Lara is a decent pitching prospect, but Ynoa is the gem of the Savannah pitching staff. Look for the 19-year old to vault up Mets mid-season prospect lists and into the top eight overall by season’s end.
As a prospect, I’d prefer only Brandon Nimmo on the Savannah roster. With continued development, Ynoa projects as a mid-rotation starter — Especially if the curveball stabilizes as an average pitch.
A couple of things here.
– The velo on Ynoa is real. Newman had him sitting 91-92, touching 93. In his last start at home, he hit 94 a few times and even 95 once, I was told while sitting 92.
– I like Steven Matz’s arm too and the secondary stuff is coming along. It’s too early for me to say I’d take either Matz or Ynoa over the other, but I get to see them each maybe 10-15 more times if they’re healthy and in Savannah.
Lets play compare and contrast on Rainy Lara
Mike Newman on Rainy Lara:
Lara is not an impact talent, but has a Major League future if he remains healthy. Look for him to become an up-and-down guy who sticks around forever due to command and feel for a changeup.

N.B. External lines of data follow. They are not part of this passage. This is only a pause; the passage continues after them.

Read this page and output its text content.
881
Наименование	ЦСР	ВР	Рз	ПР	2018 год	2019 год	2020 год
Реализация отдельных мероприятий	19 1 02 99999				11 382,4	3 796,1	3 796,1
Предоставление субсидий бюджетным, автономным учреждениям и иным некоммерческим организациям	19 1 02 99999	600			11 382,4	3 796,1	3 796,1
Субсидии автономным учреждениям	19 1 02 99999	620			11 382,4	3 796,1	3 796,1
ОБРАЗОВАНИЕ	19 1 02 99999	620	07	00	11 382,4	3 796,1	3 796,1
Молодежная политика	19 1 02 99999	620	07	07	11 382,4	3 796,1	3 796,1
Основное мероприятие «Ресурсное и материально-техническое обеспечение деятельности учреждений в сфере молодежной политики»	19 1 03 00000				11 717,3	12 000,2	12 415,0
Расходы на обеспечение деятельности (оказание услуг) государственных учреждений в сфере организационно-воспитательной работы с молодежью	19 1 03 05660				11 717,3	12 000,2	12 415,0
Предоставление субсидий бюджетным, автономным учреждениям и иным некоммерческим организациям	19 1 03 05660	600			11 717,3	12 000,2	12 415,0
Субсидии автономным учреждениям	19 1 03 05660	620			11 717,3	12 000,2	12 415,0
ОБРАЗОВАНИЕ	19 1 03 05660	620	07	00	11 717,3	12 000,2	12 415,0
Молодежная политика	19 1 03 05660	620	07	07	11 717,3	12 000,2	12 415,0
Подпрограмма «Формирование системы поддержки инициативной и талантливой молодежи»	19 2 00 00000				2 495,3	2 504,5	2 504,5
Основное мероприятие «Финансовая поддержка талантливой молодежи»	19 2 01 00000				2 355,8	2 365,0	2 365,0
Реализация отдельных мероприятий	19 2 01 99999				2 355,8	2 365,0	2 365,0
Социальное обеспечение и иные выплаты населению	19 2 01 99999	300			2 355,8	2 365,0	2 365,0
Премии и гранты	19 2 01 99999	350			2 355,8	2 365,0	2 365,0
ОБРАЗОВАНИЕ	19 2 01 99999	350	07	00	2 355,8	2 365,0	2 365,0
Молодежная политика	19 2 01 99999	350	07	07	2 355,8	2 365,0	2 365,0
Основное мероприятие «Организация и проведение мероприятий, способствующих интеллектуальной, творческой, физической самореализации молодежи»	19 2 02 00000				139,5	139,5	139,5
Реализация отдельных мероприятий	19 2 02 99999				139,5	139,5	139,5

Zach Mortimer at Baseball Prospectus on Rainy Lara:
saw him firsthand; not a prospect; uses deceptive low-three-quarters arm slot; fastball sits in low 90s with some movement; messy slider; below-average changeup; taking advantage of inexperienced hitters; 24.0 IP, 21 H, 5 ER, 3 BB, 24 K in four starts this season.

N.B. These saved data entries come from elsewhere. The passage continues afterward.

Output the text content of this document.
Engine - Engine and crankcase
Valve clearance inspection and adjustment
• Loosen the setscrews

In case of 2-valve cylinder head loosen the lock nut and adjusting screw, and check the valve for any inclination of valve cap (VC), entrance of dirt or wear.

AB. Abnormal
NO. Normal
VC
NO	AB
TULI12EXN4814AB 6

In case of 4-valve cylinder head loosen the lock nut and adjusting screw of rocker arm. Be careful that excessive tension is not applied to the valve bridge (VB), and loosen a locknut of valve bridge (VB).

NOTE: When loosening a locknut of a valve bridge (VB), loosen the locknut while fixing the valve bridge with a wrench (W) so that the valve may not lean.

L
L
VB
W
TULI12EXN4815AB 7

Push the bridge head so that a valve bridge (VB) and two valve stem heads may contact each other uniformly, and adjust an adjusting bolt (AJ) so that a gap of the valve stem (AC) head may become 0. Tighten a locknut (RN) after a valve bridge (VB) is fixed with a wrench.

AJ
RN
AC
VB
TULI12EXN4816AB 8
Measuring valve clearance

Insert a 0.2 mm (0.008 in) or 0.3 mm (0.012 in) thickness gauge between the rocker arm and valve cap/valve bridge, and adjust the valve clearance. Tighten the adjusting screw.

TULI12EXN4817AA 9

I just saw Lara’s best start of the year on Saturday. Both guys are right – Lara’s offspeed stuff, his slider and his changeup are below average pitches right now. But he’s pitching in a-ball now – the weird thing would be if he actually had a MLB caliber breaking ball regularly. (I cannot emphasize this enough. There’s a reason all of these players are in a-ball. If they had big league sliders, they wouldn’t be in a-ball. It sounds like a tautology, but it’s true.) Lara has has some feel for both. Saturday for example, he threw 17 of 24 sliders for strikes.
I’m a whole lot closer to Newman on this one. It’s not hard to see Lara as a middle reliever.
More Mortimer, now on Aderlin Rodriguez:
“easy plus raw power; violent swinger; could wind up a base-clogger; fringy prospect.”
Is this tongue-in-cheek? Base-clogger is used now mostly by the clueless and the ironic (see: this wonderful old FJM piece).
Besides, base-cloggers have to……. get on base. Rodriguez sure has not done that yet this year: he has a .215 OBP and his two walks in 22 games. Is he slow? Absolutely, yes. Quite. “Wind up” nothing. He’s already a well below average runner. Was this all a fancy way to say he’s slow? In which case, yeah, he’s slow.
NYP on Jack Leathersich
Now that Tim Bontemps has graduated from his old “Beating the Bushes” gig to the Brooklyn Nets, Jonathan Lehman is writing about the minor leagues for the NY Post and did a piece on Jack Leathersich.
Leathersich has a remarkable early line for AA Binghamton: 11 IP, 6 H, 0 R, 9 BB, 18 K. He’s fanned 38% of the hitters he has faced and walked 19%. Carlos Marmol had the highest walk rate amon qualified relievers in 2012 at 18.2%. He was the only guy above 14.2%. So, that’s an issue.